I am reading Michael Curtis Ford's The Ten Thousand. Well, I am listening to it. It is debatable whether listening to books from the National LIbrary Service for the Blind is actually reading. If you ask Braille militants, any blind person who cannot read Braille is illiterate. I will only concede the point if the same person never learned to read print. I was reading at five, thank you, so I don't agree that losing significant sight but not learning Braille makes me suddenly illiterate.
But one point that comes up in any audio interpretation of literature is whether the narrator should turn the reading into a performance. I don't think anyone suggests that readers do so in a monotone, but how much is enough and not too much? I can't imagine listening to Edward Rutherfurd's Dublin Saga without the magnificent narrator and his facvility with all the accents. The reader for the Ford book, however, is so dour that I find myself wondering if the character telling the story, Theo, is as dour, and if I should interpret the story the same.

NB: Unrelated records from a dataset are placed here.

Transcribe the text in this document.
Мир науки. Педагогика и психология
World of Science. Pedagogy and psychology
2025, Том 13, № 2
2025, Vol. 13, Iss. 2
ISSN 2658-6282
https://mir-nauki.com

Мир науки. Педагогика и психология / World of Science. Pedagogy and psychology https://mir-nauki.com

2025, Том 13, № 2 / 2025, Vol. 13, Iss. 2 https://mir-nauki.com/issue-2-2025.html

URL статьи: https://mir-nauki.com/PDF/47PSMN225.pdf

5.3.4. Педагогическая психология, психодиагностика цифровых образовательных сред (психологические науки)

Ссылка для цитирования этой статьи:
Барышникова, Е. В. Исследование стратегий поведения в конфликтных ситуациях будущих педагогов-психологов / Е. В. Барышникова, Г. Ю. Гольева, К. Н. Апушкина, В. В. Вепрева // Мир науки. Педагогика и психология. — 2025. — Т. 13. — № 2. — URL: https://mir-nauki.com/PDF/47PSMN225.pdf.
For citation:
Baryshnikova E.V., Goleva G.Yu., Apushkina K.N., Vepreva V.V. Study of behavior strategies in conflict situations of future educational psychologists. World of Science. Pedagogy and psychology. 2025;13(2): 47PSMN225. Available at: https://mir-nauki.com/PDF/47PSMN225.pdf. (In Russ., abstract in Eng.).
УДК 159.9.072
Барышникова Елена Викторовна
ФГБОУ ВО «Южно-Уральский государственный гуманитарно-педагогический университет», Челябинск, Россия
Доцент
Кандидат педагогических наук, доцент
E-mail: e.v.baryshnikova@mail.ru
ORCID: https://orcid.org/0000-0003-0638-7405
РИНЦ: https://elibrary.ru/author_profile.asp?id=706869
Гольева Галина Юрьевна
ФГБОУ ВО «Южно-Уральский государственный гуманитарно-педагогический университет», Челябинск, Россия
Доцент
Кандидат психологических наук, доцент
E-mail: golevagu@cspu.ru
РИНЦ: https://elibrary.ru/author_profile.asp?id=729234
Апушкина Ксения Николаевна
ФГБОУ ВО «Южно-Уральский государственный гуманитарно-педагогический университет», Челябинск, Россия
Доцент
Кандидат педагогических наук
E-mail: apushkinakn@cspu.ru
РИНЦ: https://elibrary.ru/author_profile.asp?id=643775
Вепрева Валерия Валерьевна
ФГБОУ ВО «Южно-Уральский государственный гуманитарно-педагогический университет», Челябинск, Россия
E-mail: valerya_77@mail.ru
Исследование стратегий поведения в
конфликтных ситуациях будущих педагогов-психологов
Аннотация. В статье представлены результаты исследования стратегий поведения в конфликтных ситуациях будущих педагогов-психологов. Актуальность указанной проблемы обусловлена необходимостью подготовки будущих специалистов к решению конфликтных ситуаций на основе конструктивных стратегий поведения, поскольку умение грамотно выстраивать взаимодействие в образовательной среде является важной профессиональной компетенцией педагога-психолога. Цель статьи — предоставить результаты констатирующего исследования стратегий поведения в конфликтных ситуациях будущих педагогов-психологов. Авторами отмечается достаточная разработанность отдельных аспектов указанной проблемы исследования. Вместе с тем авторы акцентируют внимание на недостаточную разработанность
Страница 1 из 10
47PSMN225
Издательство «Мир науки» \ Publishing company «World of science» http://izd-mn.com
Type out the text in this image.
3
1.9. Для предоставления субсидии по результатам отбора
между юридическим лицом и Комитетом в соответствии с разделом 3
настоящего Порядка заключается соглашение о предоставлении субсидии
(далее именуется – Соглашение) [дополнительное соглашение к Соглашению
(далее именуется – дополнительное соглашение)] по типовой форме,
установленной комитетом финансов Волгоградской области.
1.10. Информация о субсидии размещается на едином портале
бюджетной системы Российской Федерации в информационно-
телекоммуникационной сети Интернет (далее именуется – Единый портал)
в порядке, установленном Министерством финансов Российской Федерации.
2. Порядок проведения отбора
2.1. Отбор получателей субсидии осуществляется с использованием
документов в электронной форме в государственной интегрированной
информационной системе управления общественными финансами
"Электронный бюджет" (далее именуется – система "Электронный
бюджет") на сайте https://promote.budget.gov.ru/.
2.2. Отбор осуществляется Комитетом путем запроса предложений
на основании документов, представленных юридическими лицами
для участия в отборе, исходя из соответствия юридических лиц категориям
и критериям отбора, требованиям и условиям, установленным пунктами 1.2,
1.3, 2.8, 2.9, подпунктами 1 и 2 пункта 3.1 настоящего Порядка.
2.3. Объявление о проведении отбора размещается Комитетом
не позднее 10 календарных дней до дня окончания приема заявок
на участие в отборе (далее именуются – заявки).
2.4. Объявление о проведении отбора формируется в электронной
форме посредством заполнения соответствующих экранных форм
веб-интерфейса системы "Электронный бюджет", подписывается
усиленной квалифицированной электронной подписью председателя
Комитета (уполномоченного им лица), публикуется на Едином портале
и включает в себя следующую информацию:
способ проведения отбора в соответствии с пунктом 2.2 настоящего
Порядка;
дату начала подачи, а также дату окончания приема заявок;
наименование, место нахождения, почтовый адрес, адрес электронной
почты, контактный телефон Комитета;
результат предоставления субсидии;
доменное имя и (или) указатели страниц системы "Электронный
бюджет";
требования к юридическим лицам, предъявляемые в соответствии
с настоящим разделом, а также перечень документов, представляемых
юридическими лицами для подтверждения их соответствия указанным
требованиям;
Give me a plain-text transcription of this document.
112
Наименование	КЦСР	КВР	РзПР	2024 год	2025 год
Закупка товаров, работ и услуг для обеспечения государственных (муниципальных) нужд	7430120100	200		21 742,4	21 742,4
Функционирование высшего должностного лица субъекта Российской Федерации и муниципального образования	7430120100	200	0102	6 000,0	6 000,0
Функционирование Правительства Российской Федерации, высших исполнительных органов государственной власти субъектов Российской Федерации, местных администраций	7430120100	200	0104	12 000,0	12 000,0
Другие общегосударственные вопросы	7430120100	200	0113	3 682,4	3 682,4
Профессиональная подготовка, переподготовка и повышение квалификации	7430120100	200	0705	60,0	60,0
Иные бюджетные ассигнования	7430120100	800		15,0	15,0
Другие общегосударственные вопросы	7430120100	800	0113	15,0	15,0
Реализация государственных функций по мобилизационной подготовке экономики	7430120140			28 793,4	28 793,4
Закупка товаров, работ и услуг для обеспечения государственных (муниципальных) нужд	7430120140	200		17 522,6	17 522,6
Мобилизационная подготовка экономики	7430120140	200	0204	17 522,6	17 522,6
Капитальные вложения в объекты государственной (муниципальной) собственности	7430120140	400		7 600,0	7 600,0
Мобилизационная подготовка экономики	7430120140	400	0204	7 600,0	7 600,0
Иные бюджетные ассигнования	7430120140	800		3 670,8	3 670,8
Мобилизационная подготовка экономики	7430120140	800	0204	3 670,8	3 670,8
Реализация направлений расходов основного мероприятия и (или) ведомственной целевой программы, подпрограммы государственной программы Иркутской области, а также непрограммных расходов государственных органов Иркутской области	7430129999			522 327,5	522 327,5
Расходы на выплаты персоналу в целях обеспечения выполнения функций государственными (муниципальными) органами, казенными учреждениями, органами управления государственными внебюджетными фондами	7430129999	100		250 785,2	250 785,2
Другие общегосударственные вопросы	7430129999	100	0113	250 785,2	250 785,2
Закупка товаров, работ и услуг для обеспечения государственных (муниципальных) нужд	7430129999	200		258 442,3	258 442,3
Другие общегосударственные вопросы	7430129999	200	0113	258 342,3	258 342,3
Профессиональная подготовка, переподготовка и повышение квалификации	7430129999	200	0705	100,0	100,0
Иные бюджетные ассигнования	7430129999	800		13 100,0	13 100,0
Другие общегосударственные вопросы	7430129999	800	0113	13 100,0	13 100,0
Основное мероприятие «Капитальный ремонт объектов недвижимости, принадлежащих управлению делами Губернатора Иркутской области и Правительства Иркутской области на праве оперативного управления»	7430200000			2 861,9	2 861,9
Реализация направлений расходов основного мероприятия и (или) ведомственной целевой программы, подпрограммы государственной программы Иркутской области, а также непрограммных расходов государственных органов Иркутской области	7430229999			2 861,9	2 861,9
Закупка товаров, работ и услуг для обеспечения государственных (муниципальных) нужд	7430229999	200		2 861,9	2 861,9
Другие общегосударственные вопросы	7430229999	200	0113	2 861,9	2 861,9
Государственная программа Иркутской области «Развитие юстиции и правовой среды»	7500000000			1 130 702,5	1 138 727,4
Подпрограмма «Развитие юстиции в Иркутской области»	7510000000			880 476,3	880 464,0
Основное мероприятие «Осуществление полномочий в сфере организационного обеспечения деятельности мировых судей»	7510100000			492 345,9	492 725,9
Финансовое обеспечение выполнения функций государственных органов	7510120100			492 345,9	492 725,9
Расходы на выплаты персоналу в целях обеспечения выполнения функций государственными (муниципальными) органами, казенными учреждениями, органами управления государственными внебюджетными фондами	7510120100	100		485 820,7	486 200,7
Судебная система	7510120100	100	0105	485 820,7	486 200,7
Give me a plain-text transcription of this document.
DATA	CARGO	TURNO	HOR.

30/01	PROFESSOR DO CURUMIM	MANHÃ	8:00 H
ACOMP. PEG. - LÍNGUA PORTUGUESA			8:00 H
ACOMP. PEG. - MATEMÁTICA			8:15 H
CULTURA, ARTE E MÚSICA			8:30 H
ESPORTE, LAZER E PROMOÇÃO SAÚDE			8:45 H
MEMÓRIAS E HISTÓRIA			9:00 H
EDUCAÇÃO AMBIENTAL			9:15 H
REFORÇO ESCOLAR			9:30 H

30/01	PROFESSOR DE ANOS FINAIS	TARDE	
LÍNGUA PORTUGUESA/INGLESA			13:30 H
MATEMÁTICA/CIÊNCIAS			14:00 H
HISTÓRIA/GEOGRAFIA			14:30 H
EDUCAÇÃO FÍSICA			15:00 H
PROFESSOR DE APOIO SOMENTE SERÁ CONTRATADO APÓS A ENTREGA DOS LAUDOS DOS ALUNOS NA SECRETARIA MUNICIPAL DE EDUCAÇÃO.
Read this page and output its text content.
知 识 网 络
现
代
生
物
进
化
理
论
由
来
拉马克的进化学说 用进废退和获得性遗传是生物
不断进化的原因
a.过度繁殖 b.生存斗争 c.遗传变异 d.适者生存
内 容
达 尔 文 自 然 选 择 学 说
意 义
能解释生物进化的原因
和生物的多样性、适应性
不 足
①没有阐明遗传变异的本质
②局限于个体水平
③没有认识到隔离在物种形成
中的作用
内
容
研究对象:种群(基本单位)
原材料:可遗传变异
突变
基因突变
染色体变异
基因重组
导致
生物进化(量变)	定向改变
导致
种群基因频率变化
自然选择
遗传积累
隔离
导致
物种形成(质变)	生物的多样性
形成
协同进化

I am not crazy about Jean Plaidy, but reading her novel of Edward II I can't decide if it is really as bad as it sounds or if the narrator in this one is coloring it even worse? I expect it is both Plaidy and the narrator that have conspired to trivialize and camp up the story of Edward and his "Parrot". I got to the point where Piers Gaveston is about to be murdered, and I am not so sure I want to hear that sad event done in the narrator's flippant Bette Davis ren dition.
More and more of the books I "read" are read to me by a tolerable computer voice. It can be downright funny at times, how the speech synthesizer handles pronunciation. The kingdom in my own novel, "Críslicland" comes out as "C. R. Slickland"! Perhaps the straight un-emoted reading is what is best. I honestly don't know.